My current state is: 1. cbmem_initialize_empty() failed to even start allocating the root CBMEM entry. No indication why. I tried tracing the code path in the sources and still could not find out where exactly it failed. With enough fiddling I did get it to complain the way Aaron expected [1]. 2. Using the common Intel CPU cache_as_ram.inc, I can get through mainboard romstage and memory init. If I just return a fixed CONFIG_TOPMEM in setup_stack_and_mtrrs() like what was done in cpu/intel/nehalem, it got past the point of POST_PREPARE_RAMSTAGE and then nothing. 3. Porting the postcar frame assembly from cpu/intel/car/cache_as_ram_ht.inc results in a failure somewhere before loading ramstage and after 4. If I try to run this build under QEMU, it fails with "Trying to execute code outside RAM or ROM at 0x000a0000" in 440BX RAM init code after dumping the "before" northbridge config, so I can't correctly debug it this way either.
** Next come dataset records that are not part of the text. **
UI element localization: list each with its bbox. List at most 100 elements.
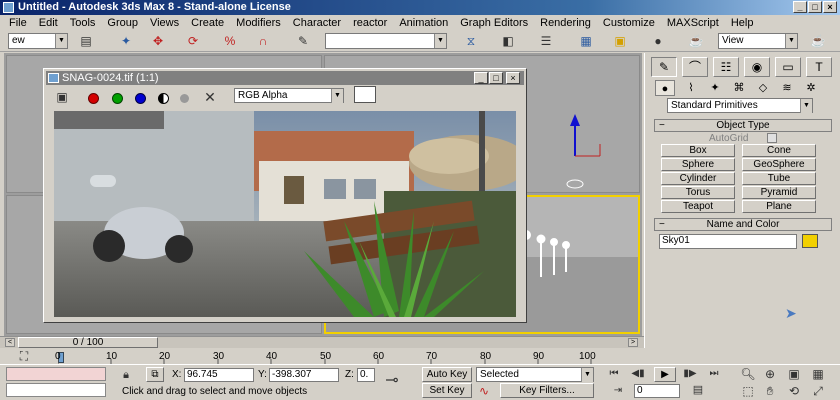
select-move-icon[interactable]: ✥ — [150, 33, 166, 49]
box-button[interactable]: Box — [661, 144, 735, 157]
curve-editor-icon[interactable]: ▦ — [578, 33, 594, 49]
lock-selection-icon[interactable]: 🔒︎ — [118, 367, 134, 383]
current-frame-input[interactable]: 0 — [634, 384, 680, 398]
lights-icon[interactable]: ✦ — [705, 80, 725, 96]
next-frame-icon[interactable]: > — [628, 338, 638, 347]
render-maximize-button[interactable]: □ — [489, 72, 503, 84]
select-by-name-icon[interactable]: ▤ — [78, 33, 94, 49]
create-tab[interactable]: ✎ — [651, 57, 677, 77]
time-slider-thumb[interactable]: 0 / 100 — [18, 337, 158, 348]
time-slider[interactable]: < 0 / 100 > — [0, 336, 644, 348]
zoom-extents-all-icon[interactable]: ▦ — [810, 366, 826, 382]
menu-animation[interactable]: Animation — [399, 17, 448, 29]
helpers-icon[interactable]: ◇ — [753, 80, 773, 96]
layer-manager-icon[interactable]: ☰ — [538, 33, 554, 49]
rotate-icon[interactable]: ⟳ — [185, 33, 201, 49]
space-warps-icon[interactable]: ≋ — [777, 80, 797, 96]
curve-editor-mini-icon[interactable]: ⛶ — [16, 348, 32, 364]
utilities-tab[interactable]: T — [806, 57, 832, 77]
menu-help[interactable]: Help — [731, 17, 754, 29]
torus-button[interactable]: Torus — [661, 186, 735, 199]
menu-edit[interactable]: Edit — [39, 17, 58, 29]
tube-button[interactable]: Tube — [742, 172, 816, 185]
render-window-titlebar[interactable]: SNAG-0024.tif (1:1) _ □ × — [46, 71, 524, 85]
close-button[interactable]: × — [823, 1, 837, 13]
walk-icon[interactable]: ✦ — [118, 33, 134, 49]
zoom-extents-icon[interactable]: ▣ — [786, 366, 802, 382]
maximize-viewport-icon[interactable]: ⤢ — [810, 383, 826, 399]
cylinder-button[interactable]: Cylinder — [661, 172, 735, 185]
menu-tools[interactable]: Tools — [70, 17, 96, 29]
menu-views[interactable]: Views — [150, 17, 179, 29]
menu-character[interactable]: Character — [293, 17, 341, 29]
schematic-view-icon[interactable]: ▣ — [612, 33, 628, 49]
snap-icon[interactable]: ∩ — [255, 33, 271, 49]
pan-icon[interactable]: ✋︎ — [762, 383, 778, 399]
key-mode-toggle-icon[interactable]: ⇥ — [610, 383, 626, 399]
menu-file[interactable]: File — [9, 17, 27, 29]
x-coordinate-input[interactable]: 96.745 — [184, 368, 254, 382]
menu-group[interactable]: Group — [107, 17, 138, 29]
material-editor-icon[interactable]: ● — [650, 33, 666, 49]
object-type-rollout[interactable]: − Object Type — [654, 119, 832, 132]
green-channel-icon[interactable] — [112, 93, 123, 104]
pyramid-button[interactable]: Pyramid — [742, 186, 816, 199]
clear-icon[interactable]: ✕ — [202, 89, 218, 105]
hierarchy-tab[interactable]: ☷ — [713, 57, 739, 77]
max-app-icon[interactable] — [3, 2, 14, 13]
motion-tab[interactable]: ◉ — [744, 57, 770, 77]
menu-reactor[interactable]: reactor — [353, 17, 387, 29]
maxscript-listener-pink[interactable] — [6, 367, 106, 381]
orbit-icon[interactable]: ⟲ — [786, 383, 802, 399]
edit-named-selection-icon[interactable]: ✎ — [295, 33, 311, 49]
object-name-input[interactable]: Sky01 — [659, 234, 797, 249]
scale-icon[interactable]: % — [222, 33, 238, 49]
modify-tab[interactable]: ⌒ — [682, 57, 708, 77]
key-icon[interactable]: ⊸ — [384, 373, 400, 389]
render-scene-icon[interactable]: ☕ — [688, 33, 704, 49]
maximize-button[interactable]: □ — [808, 1, 822, 13]
absolute-mode-button[interactable]: ⧉ — [146, 367, 164, 382]
menu-create[interactable]: Create — [191, 17, 224, 29]
time-configuration-icon[interactable]: ▤ — [690, 382, 706, 398]
render-minimize-button[interactable]: _ — [474, 72, 488, 84]
blue-channel-icon[interactable] — [135, 93, 146, 104]
background-color-swatch[interactable] — [354, 86, 376, 103]
geometry-icon[interactable]: ● — [655, 80, 675, 96]
named-selection-combo[interactable]: ▼ — [325, 33, 447, 49]
menu-maxscript[interactable]: MAXScript — [667, 17, 719, 29]
menu-graph-editors[interactable]: Graph Editors — [460, 17, 528, 29]
render-close-button[interactable]: × — [506, 72, 520, 84]
geosphere-button[interactable]: GeoSphere — [742, 158, 816, 171]
teapot-button[interactable]: Teapot — [661, 200, 735, 213]
save-icon[interactable]: ▣ — [54, 89, 70, 105]
quick-render-icon[interactable]: ☕ — [810, 33, 826, 49]
mirror-icon[interactable]: ⧖ — [463, 33, 479, 49]
maxscript-listener-white[interactable] — [6, 383, 106, 397]
red-channel-icon[interactable] — [88, 93, 99, 104]
z-coordinate-input[interactable]: 0. — [357, 368, 375, 382]
mono-channel-icon[interactable] — [180, 94, 189, 103]
sphere-button[interactable]: Sphere — [661, 158, 735, 171]
name-color-rollout[interactable]: − Name and Color — [654, 218, 832, 231]
key-filters-button[interactable]: Key Filters... — [500, 383, 594, 398]
display-tab[interactable]: ▭ — [775, 57, 801, 77]
key-tangent-icon[interactable]: ∿ — [476, 383, 492, 399]
zoom-all-icon[interactable]: ⊕ — [762, 366, 778, 382]
region-zoom-icon[interactable]: ⬚ — [740, 383, 756, 399]
shapes-icon[interactable]: ⌇ — [681, 80, 701, 96]
track-bar[interactable]: ⛶ 0 10 20 30 40 50 60 70 80 90 100 — [0, 348, 644, 364]
render-frame-window[interactable]: SNAG-0024.tif (1:1) _ □ × ▣ ✕ RGB Alpha … — [43, 68, 527, 323]
go-to-end-icon[interactable]: ⏭ — [706, 366, 722, 382]
systems-icon[interactable]: ✲ — [801, 80, 821, 96]
menu-modifiers[interactable]: Modifiers — [236, 17, 281, 29]
zoom-icon[interactable]: 🔍︎ — [740, 366, 756, 382]
key-mode-combo[interactable]: Selected ▼ — [476, 367, 594, 382]
plane-button[interactable]: Plane — [742, 200, 816, 213]
prev-frame-icon[interactable]: < — [5, 338, 15, 347]
previous-key-icon[interactable]: ◀▮ — [630, 366, 646, 382]
menu-customize[interactable]: Customize — [603, 17, 655, 29]
next-key-icon[interactable]: ▮▶ — [682, 366, 698, 382]
autogrid-checkbox[interactable] — [767, 133, 777, 143]
play-button[interactable]: ▶ — [654, 367, 676, 382]
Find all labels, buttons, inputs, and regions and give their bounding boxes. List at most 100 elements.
I think there's still not clear enough description on how this dynamic CBMEM allocation works. Below is my take and I'll stand readily to be corrected:
1. Reset vector -> protected mode -> southbridge bootblock init for ROM -> bootblock walks CBFS to find romstage. 2. CAR setup in cpu/intel/car/cache_as_ram.inc 3. romstage_main() -> sets up a stack guard -> mainboard_romstage_entry() -> check for overunning of said stack guard 4. romstage calls cbmem_initialize_empty() 5. Somewhere along the cbmem_initialize() path cbmem_top() is called to find out where top of RAM is. It is supposed to allocate memory so that it grows down from here. 6. setup_stack_and_mtrrs() -> allocates a 20KB postcar stack on CBMEM and adds MTRR settings as appropriate. These gets pushed onto the postcar stack in order of popping:
maximum number of supported variable MTRRs <- bottom of stack number of actual used MTRRs MTRR 0 base, low 32 bits MTRR 0 base, high 32 bits MTRR 0 mask, low 32 bits MTRR 0 mask, high 32 bits ...
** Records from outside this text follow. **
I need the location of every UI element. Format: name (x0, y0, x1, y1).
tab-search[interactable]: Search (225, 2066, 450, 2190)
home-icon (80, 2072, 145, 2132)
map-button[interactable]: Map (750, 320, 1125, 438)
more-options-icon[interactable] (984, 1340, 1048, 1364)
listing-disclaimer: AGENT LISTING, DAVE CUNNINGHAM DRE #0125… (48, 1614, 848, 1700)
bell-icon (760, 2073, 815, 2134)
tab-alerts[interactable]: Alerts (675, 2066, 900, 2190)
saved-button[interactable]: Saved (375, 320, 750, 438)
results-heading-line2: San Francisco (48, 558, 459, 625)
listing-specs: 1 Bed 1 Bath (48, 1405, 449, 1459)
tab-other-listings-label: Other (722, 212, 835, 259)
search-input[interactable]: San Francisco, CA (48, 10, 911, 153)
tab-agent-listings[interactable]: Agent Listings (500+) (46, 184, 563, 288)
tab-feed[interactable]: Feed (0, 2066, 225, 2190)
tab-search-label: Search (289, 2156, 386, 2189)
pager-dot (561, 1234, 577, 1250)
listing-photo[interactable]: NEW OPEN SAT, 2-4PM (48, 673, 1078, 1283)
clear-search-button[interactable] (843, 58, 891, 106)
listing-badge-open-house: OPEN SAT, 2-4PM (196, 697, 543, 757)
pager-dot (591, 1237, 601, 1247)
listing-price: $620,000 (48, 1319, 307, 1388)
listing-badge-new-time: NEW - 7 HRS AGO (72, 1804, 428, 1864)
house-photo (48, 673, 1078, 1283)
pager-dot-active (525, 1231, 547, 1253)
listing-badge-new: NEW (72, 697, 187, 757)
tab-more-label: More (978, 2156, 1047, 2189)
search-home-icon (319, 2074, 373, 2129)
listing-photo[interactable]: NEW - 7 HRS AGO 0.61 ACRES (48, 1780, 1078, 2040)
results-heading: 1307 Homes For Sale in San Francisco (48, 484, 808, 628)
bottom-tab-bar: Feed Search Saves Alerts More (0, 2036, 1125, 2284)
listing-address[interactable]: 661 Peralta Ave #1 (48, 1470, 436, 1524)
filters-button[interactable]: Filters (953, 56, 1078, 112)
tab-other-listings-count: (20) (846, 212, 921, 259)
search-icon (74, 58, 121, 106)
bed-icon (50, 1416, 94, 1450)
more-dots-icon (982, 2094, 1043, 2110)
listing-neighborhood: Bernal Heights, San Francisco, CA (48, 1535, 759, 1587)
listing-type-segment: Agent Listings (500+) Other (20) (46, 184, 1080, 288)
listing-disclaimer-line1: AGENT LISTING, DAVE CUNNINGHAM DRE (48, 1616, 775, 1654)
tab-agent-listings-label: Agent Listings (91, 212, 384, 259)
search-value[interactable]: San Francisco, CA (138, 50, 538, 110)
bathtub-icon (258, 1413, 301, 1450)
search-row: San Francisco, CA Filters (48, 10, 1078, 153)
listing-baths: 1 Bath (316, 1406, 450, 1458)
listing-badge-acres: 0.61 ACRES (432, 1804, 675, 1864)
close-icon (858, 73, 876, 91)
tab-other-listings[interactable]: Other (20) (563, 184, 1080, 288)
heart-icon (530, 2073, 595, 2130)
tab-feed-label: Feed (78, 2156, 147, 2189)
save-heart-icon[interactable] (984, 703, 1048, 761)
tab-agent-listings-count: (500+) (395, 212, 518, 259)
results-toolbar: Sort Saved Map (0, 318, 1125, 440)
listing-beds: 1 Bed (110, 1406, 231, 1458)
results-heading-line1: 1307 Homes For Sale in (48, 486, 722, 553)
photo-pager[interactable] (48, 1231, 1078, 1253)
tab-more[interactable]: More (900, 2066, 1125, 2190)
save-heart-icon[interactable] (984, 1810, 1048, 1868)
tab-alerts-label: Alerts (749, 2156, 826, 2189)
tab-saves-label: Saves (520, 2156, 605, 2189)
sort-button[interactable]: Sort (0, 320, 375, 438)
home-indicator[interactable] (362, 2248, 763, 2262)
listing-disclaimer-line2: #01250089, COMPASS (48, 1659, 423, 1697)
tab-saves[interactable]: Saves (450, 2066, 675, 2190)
And this stack should be in RAM, supposedly in an area allocated within CBMEM.
7. This postcar stack pointer is returned via romstage_main(). It gets loaded into %esp, effectively switching the code into a RAM stack with all the MTRRs info on it. 8. Tear down CAR. 9. Wipes all the MTRRs. 10. MTRR values are popped off the stack and loaded into the variable MTRRs. 11. Now the CPU should be at the top of the allocated RAM stack and can move on to load the ramstage.
The sources say for step 5 "the number of entries depends on the size between down-aligned (by 4k) version and the actual top of memory. I thought cbmem_top() should return the actual bytes of available memory and is already aligned and I'd end up with room for zero entries? And if I just return the actual top of memory cbmem_top() for use a the romstage stack, would it not overwrite the cbmem area?
Also how much room is there to consolidate the CAR setup and teardown code and/or move more of it into C?
All the Slot 1 CPUs are in the P6 family and have 16KB L1 data cache that is 4-way set associative. Can I use a full 16K range for CAR or I can only use 4K (16K/4) of it? cache_as_ram.inc use a fixed MTRR that tops out at address 0xD0000 while cache_as_ram_ht.inc uses variable MTRR 0 for this range. Variable MTRR 1 is used in both to cache the ROM. But when I tried to port the latter approach over the code dies doing it. Some Slot 1 CPUs have a very complicated L2 enable code which is better left where it is so I'd like to limit myself to L1 cache at this stage.
Sorry if I am not making sense, because this is not making sense to me either, so any help is appreciated.